Lecture Biblique : Luc 6, 17-26
Prédication
Vous êtes heureux, vous les pauvres ! Y a-t-il quelque chose de plus choquant que cette déclaration lapidaire ? Il faut un certain courage pour oser dire ça à des gilets jaunes ou dans le tiers-monde… Si on fait abstraction du fait que c’est Jésus lui-même qui prononce cette phrase, quel est le mot qui vient en premier à l’esprit ? cynisme ? provocation ? inconscience ? moquerie ? Dans l’Evangile de Matthieu au moins Jésus s’adresse à ses disciples quand il décrit les foules à la 3ème personne en disant Ils sont heureux les pauvres… Et en rajoutant en esprit (Matt 5,3), tout de suite, la pilule devient plus facile à avaler… Mais l’Evangile de Luc est plus incisif, plus direct, plus personnel. Il s’adresse à ses interlocuteurs directement à la 2ème personne : vous êtes heureux, vous les pauvres ! sans rien ajouter, englobant toutes les pauvretés économiques, spirituelles, affectives, intellectuelles, etc. Et il insiste même en ajoutant maintenant, comme pour augmenter la charge émotionnelle, la personnalisation du discours : Vous êtes heureux, vous qui avez faim maintenant… vous qui pleurez maintenant…
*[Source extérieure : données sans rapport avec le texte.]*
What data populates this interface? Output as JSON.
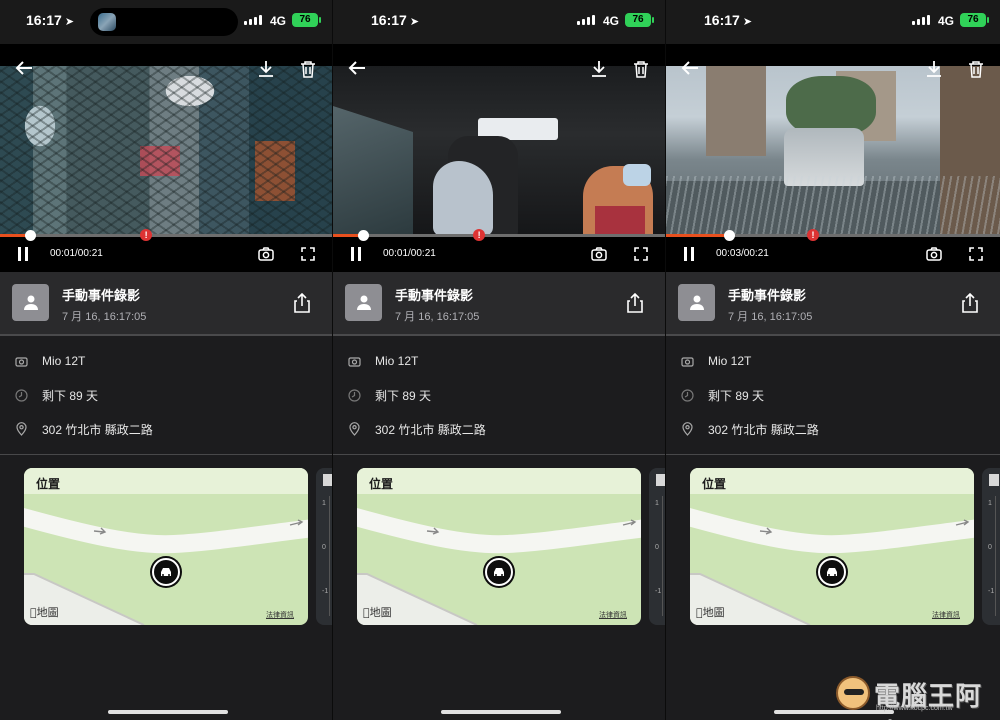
{
  "screens": [
    {
      "status": {
        "time": "16:17",
        "network": "4G",
        "battery": "76"
      },
      "video": {
        "timecode": "00:01/00:21",
        "progress": 0.09
      },
      "event": {
        "title": "手動事件錄影",
        "datetime": "7 月 16, 16:17:05"
      },
      "details": {
        "device": "Mio 12T",
        "remaining": "剩下 89 天",
        "address": "302 竹北市 縣政二路"
      },
      "map": {
        "title": "位置",
        "logo": "地圖",
        "legal": "法律資訊"
      }
    },
    {
      "status": {
        "time": "16:17",
        "network": "4G",
        "battery": "76"
      },
      "video": {
        "timecode": "00:01/00:21",
        "progress": 0.09
      },
      "event": {
        "title": "手動事件錄影",
        "datetime": "7 月 16, 16:17:05"
      },
      "details": {
        "device": "Mio 12T",
        "remaining": "剩下 89 天",
        "address": "302 竹北市 縣政二路"
      },
      "map": {
        "title": "位置",
        "logo": "地圖",
        "legal": "法律資訊"
      }
    },
    {
      "status": {
        "time": "16:17",
        "network": "4G",
        "battery": "76"
      },
      "video": {
        "timecode": "00:03/00:21",
        "progress": 0.19
      },
      "event": {
        "title": "手動事件錄影",
        "datetime": "7 月 16, 16:17:05"
      },
      "details": {
        "device": "Mio 12T",
        "remaining": "剩下 89 天",
        "address": "302 竹北市 縣政二路"
      },
      "map": {
        "title": "位置",
        "logo": "地圖",
        "legal": "法律資訊"
      }
    }
  ],
  "event_marker_position": 0.44,
  "side_chart_ticks": [
    "1",
    "0",
    "-1"
  ],
  "watermark": {
    "text": "電腦王阿達",
    "url": "http://www.kocpc.com.tw"
  },
  "colors": {
    "accent": "#e8501e",
    "battery": "#30d158",
    "event_marker": "#dd3333"
  },
  "icons": [
    "location-arrow-icon",
    "back-arrow-icon",
    "download-icon",
    "trash-icon",
    "pause-icon",
    "camera-icon",
    "fullscreen-icon",
    "person-icon",
    "share-icon",
    "dashcam-icon",
    "clock-icon",
    "location-pin-icon",
    "car-icon",
    "apple-icon"
  ]
}
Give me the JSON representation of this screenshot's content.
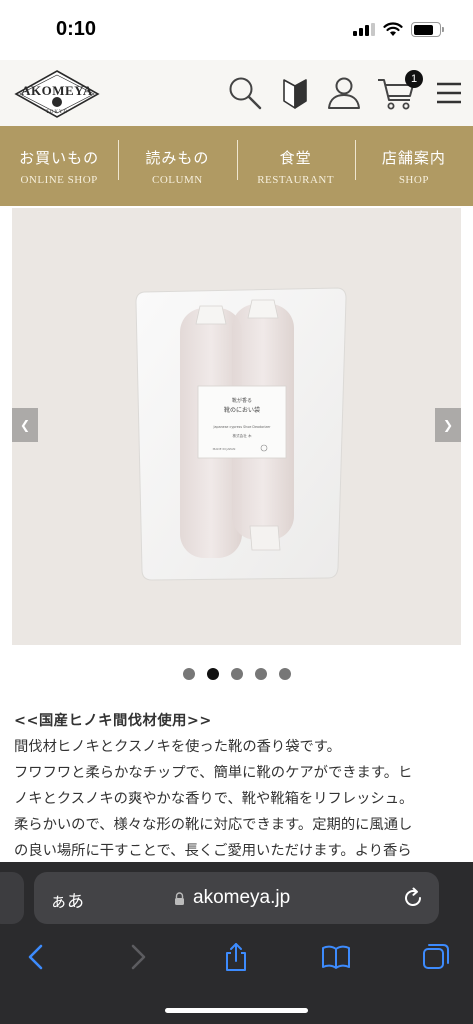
{
  "status": {
    "time": "0:10"
  },
  "header": {
    "logo_text": "AKOMEYA",
    "logo_sub": "TOKYO",
    "cart_count": "1"
  },
  "nav": [
    {
      "jp": "お買いもの",
      "en": "ONLINE SHOP"
    },
    {
      "jp": "読みもの",
      "en": "COLUMN"
    },
    {
      "jp": "食堂",
      "en": "RESTAURANT"
    },
    {
      "jp": "店舗案内",
      "en": "SHOP"
    }
  ],
  "gallery": {
    "label_line1": "靴が香る",
    "label_line2": "靴のにおい袋",
    "label_en": "Japanese cypress Shoe Deodorizer",
    "label_maker": "株式会社 木",
    "label_origin": "MADE IN JAPAN",
    "slide_count": 5,
    "active_slide": 2,
    "prev_icon": "chevron-left-icon",
    "next_icon": "chevron-right-icon"
  },
  "description": {
    "heading": "<<国産ヒノキ間伐材使用>>",
    "lines": [
      "間伐材ヒノキとクスノキを使った靴の香り袋です。",
      "フワフワと柔らかなチップで、簡単に靴のケアができます。ヒ",
      "ノキとクスノキの爽やかな香りで、靴や靴箱をリフレッシュ。",
      "柔らかいので、様々な形の靴に対応できます。定期的に風通し",
      "の良い場所に干すことで、長くご愛用いただけます。より香ら"
    ]
  },
  "browser": {
    "aa_label": "ぁあ",
    "url": "akomeya.jp"
  },
  "colors": {
    "nav_gold": "#b09a63",
    "header_bg": "#f7f6f3",
    "browser_bg": "#2b2b2d"
  }
}
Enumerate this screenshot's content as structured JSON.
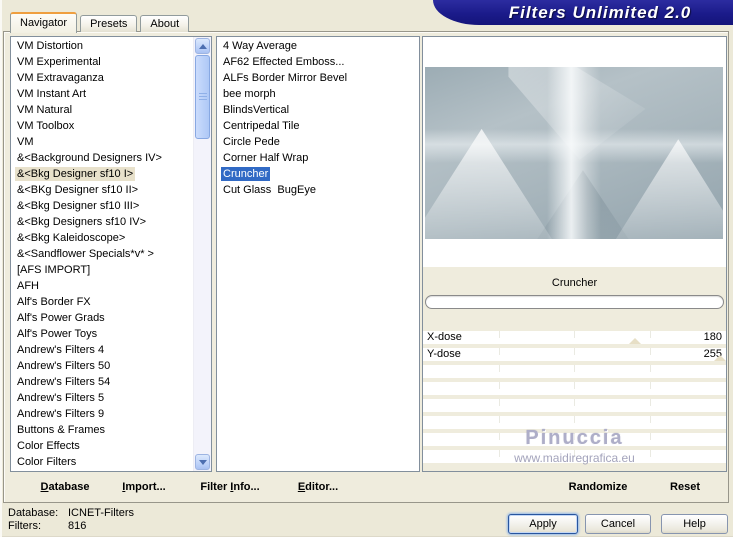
{
  "window": {
    "banner_title": "Filters Unlimited 2.0"
  },
  "tabs": {
    "navigator": "Navigator",
    "presets": "Presets",
    "about": "About"
  },
  "categories": {
    "selected": "&<Bkg Designer sf10 I>",
    "items": [
      "VM Distortion",
      "VM Experimental",
      "VM Extravaganza",
      "VM Instant Art",
      "VM Natural",
      "VM Toolbox",
      "VM",
      "&<Background Designers IV>",
      "&<Bkg Designer sf10 I>",
      "&<BKg Designer sf10 II>",
      "&<Bkg Designer sf10 III>",
      "&<Bkg Designers sf10 IV>",
      "&<Bkg Kaleidoscope>",
      "&<Sandflower Specials*v* >",
      "[AFS IMPORT]",
      "AFH",
      "Alf's Border FX",
      "Alf's Power Grads",
      "Alf's Power Toys",
      "Andrew's Filters 4",
      "Andrew's Filters 50",
      "Andrew's Filters 54",
      "Andrew's Filters 5",
      "Andrew's Filters 9",
      "Buttons & Frames",
      "Color Effects",
      "Color Filters"
    ]
  },
  "filters": {
    "selected": "Cruncher",
    "items": [
      "4 Way Average",
      "AF62 Effected Emboss...",
      "ALFs Border Mirror Bevel",
      "bee morph",
      "BlindsVertical",
      "Centripedal Tile",
      "Circle Pede",
      "Corner Half Wrap",
      "Cruncher",
      "Cut Glass  BugEye"
    ]
  },
  "preview": {
    "name": "Cruncher"
  },
  "params": [
    {
      "label": "X-dose",
      "value": "180",
      "thumb_pct": 70
    },
    {
      "label": "Y-dose",
      "value": "255",
      "thumb_pct": 98
    }
  ],
  "watermark": {
    "line1": "Pinuccia",
    "line2": "www.maidiregrafica.eu"
  },
  "toolbar": {
    "database": {
      "pre": "",
      "key": "D",
      "post": "atabase"
    },
    "import": {
      "pre": "",
      "key": "I",
      "post": "mport..."
    },
    "filter_info": {
      "pre": "Filter ",
      "key": "I",
      "post": "nfo..."
    },
    "editor": {
      "pre": "",
      "key": "E",
      "post": "ditor..."
    },
    "randomize": "Randomize",
    "reset": "Reset"
  },
  "status": {
    "database_label": "Database:",
    "database_value": "ICNET-Filters",
    "filters_label": "Filters:",
    "filters_value": "816"
  },
  "dialog_buttons": {
    "apply": "Apply",
    "cancel": "Cancel",
    "help": "Help"
  },
  "colors": {
    "banner_navy": "#1B1B8A",
    "tab_accent_orange": "#EF9F40",
    "selection_blue": "#316AC5",
    "category_selected_tan": "#E8E1CB",
    "dialog_beige": "#ECE9D8"
  }
}
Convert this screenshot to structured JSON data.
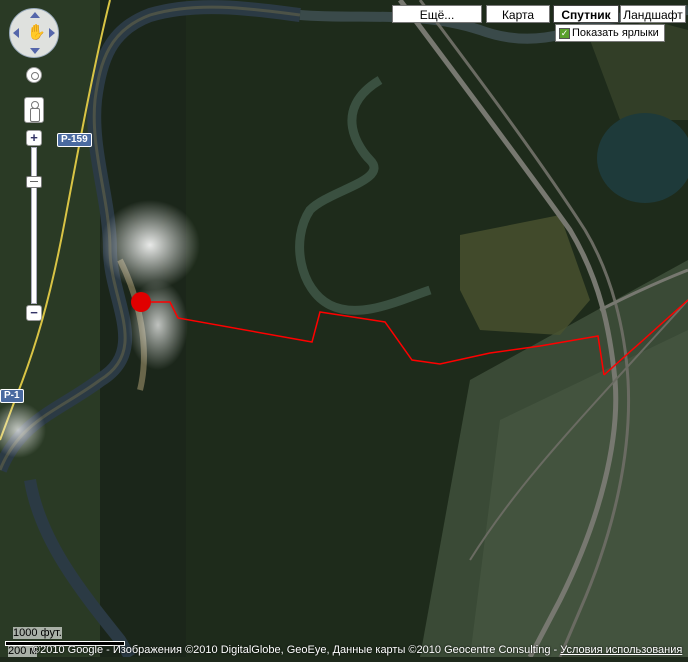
{
  "map_type_controls": {
    "more": "Ещё...",
    "map": "Карта",
    "satellite": "Спутник",
    "terrain": "Ландшафт",
    "active": "Спутник"
  },
  "labels_checkbox": {
    "label": "Показать ярлыки",
    "checked": true
  },
  "nav": {
    "pan_icon": "hand-icon",
    "zoom_in": "+",
    "zoom_out": "−",
    "zoom_level_fraction": 0.2
  },
  "road_shields": {
    "p159": "Р-159",
    "p1": "Р-1"
  },
  "scale": {
    "upper": "1000 фут.",
    "lower": "200 м"
  },
  "copyright": {
    "text": "©2010 Google - Изображения ©2010 DigitalGlobe, GeoEye, Данные карты ©2010 Geocentre Consulting - ",
    "terms": "Условия использования"
  },
  "colors": {
    "route": "#ff0000",
    "marker": "#e00000",
    "road_shield": "#4a6aa0"
  }
}
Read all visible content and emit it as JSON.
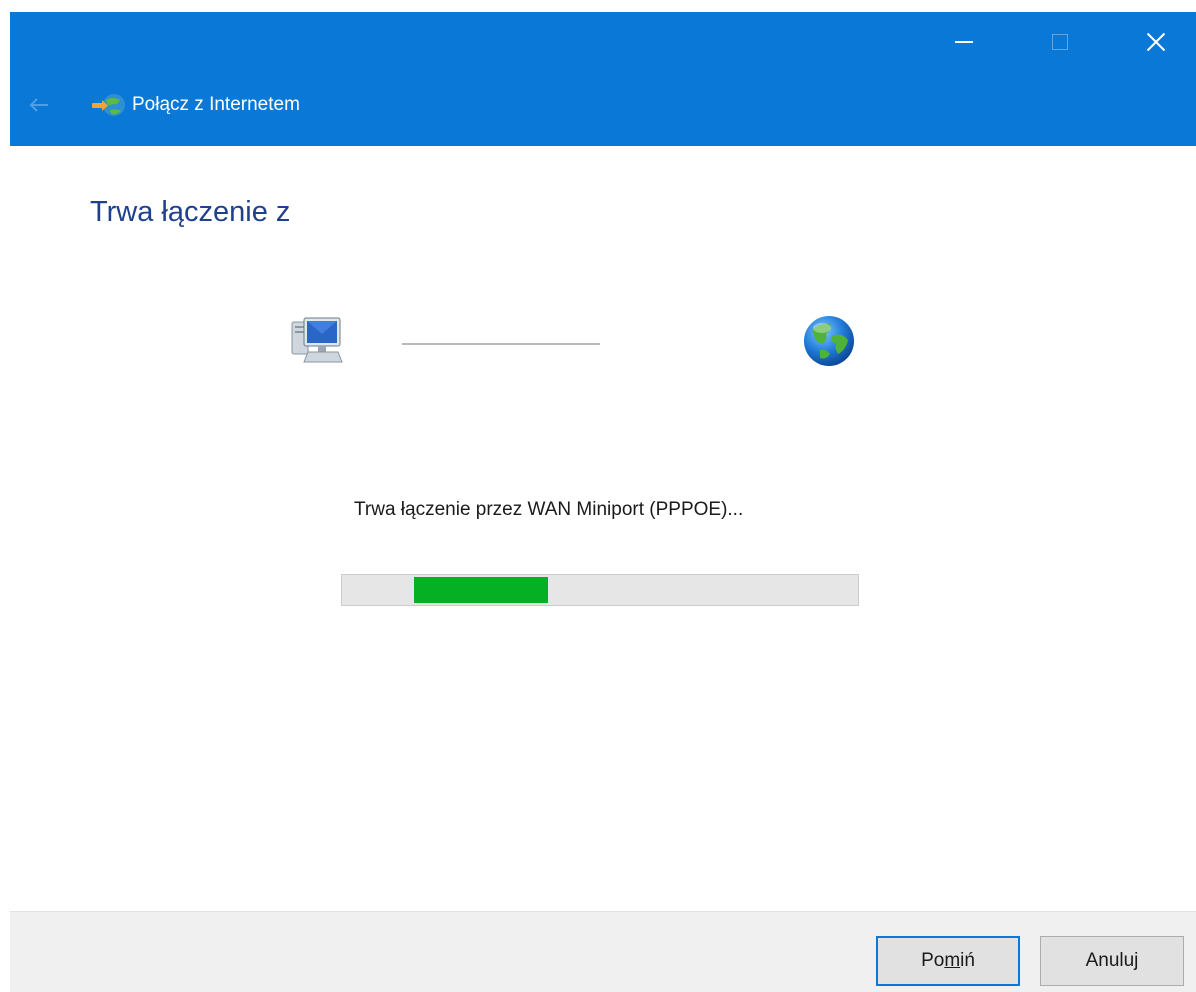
{
  "titlebar": {
    "accent_color": "#0a78d7",
    "minimize_icon": "minimize-icon",
    "maximize_icon": "maximize-icon",
    "close_icon": "close-icon",
    "back_icon": "back-arrow-icon",
    "wizard_icon": "network-connection-icon",
    "title": "Połącz z Internetem"
  },
  "main": {
    "heading": "Trwa łączenie z",
    "computer_icon": "computer-icon",
    "globe_icon": "globe-icon",
    "status": "Trwa łączenie przez WAN Miniport (PPPOE)...",
    "progress": {
      "start": 0.14,
      "value": 0.26,
      "fill_color": "#06b025"
    }
  },
  "footer": {
    "skip_label": "Pomiń",
    "cancel_label": "Anuluj"
  }
}
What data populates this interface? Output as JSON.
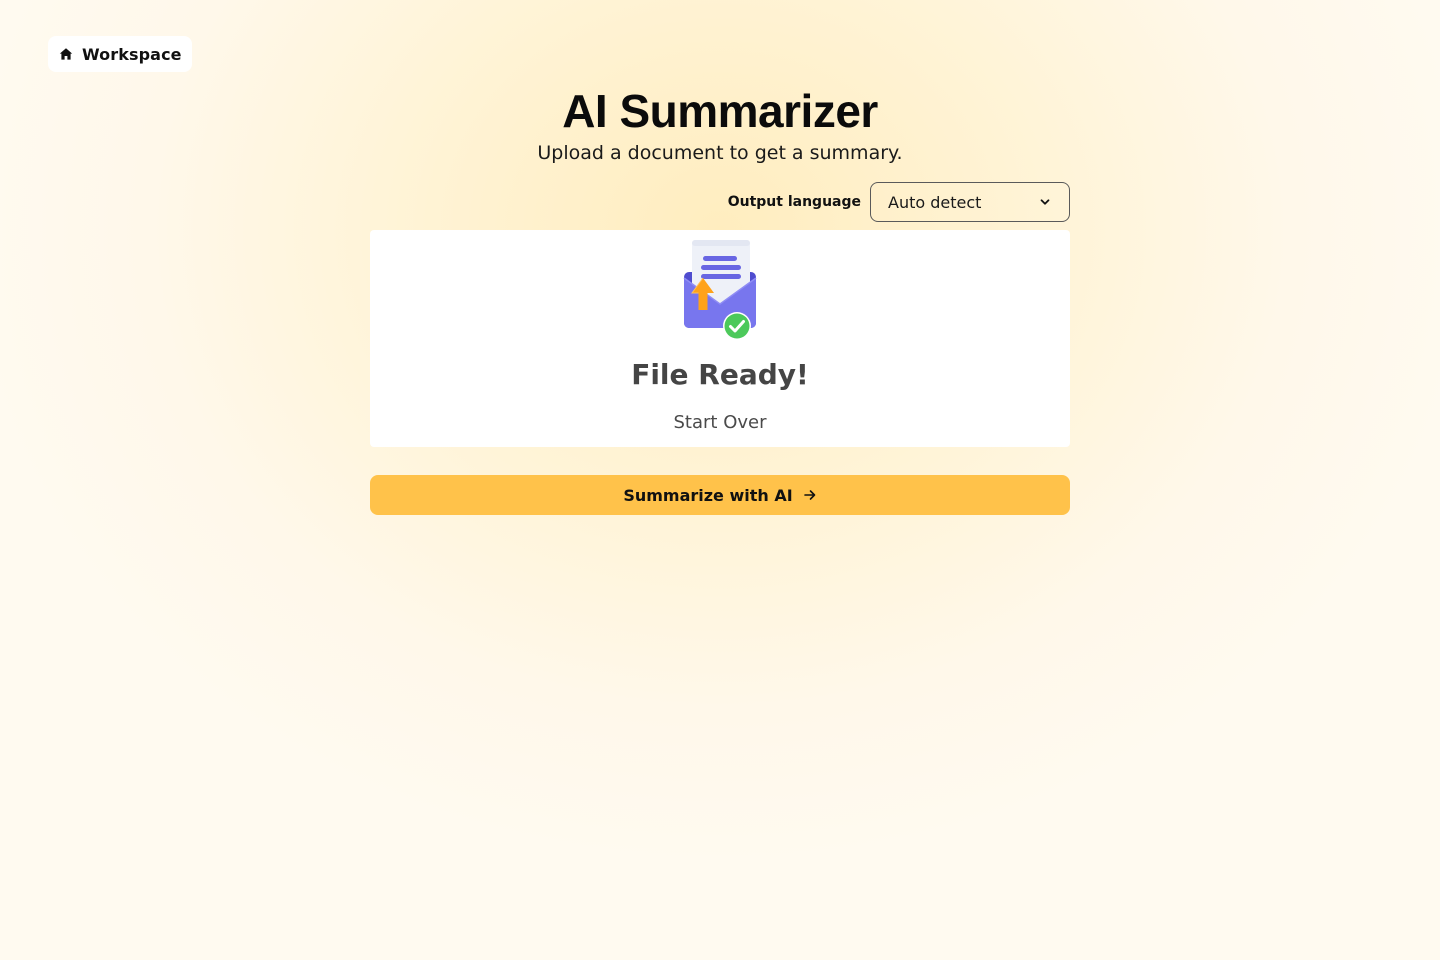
{
  "nav": {
    "home_icon": "home-icon",
    "home_label": "Workspace"
  },
  "header": {
    "title": "AI Summarizer",
    "subtitle": "Upload a document to get a summary."
  },
  "language": {
    "label": "Output language",
    "selected": "Auto detect",
    "dropdown_icon": "chevron-down-icon"
  },
  "upload": {
    "illustration_icon": "file-upload-success-icon",
    "status": "File Ready!",
    "start_over": "Start Over"
  },
  "action": {
    "summarize_label": "Summarize with AI",
    "arrow_icon": "arrow-right-icon"
  },
  "colors": {
    "accent": "#ffc24a",
    "background": "#fff4d8",
    "card": "#ffffff",
    "success": "#4cc95b",
    "doc_blue": "#6f6ee6",
    "upload_orange": "#ffa21a"
  }
}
Et pourtant, ce n’est pas un message interne destiné aux seuls initiés. Quand Jésus descend de la montagne avec ses apôtres (les 12) … il y a là un grand nombre de ses disciples (l’Eglise). Il y a aussi une grande foule de gens de toute la Judée et de Jérusalem (les juifs) et des environs de Tyr et de Sidon, villes de la côte (les païens). En clair, pour Jésus comme pour l’Eglise, il ne peut pas y avoir de double langage avec un discours réservé en interne aux clercs (ceux qu’on appelle ici les 12 apôtres autrement dit les pasteurs, les prêtres, à la rigueur les conseillers presbytéraux) d’une part et un autre discours plus adapté pour le petit peuple de l’Eglise (ceux qu’on appelle les disciples) d’autre part. Il ne peut pas non plus y avoir une parole croyante et spirituelle réservée aux croyants et une parole plus laïque, plus neutre, plus adaptée à l’espace public, aux athées et aux païens. Notre parole se doit d’être une et notre message doit pouvoir être entendu par tous au dehors comme au dedans et tout ce que nous disons ici doit pouvoir être affiché sur notre façade. Nos Eglises ont pour vocation de porter un discours public audible par tous sur la place publique et vous pouvez partager mes prédications avec qui vous voulez. Nous devons pouvoir nous approprier la parole de l’Apôtre Paul qui déclare fièrement au début de l’épître aux Romains : Je n’ai pas honte de l’Evangile, il est puissance de Dieu pour sauver tous ceux qui croient, les juifs d’abord, les autres ensuite (Rom 1,16).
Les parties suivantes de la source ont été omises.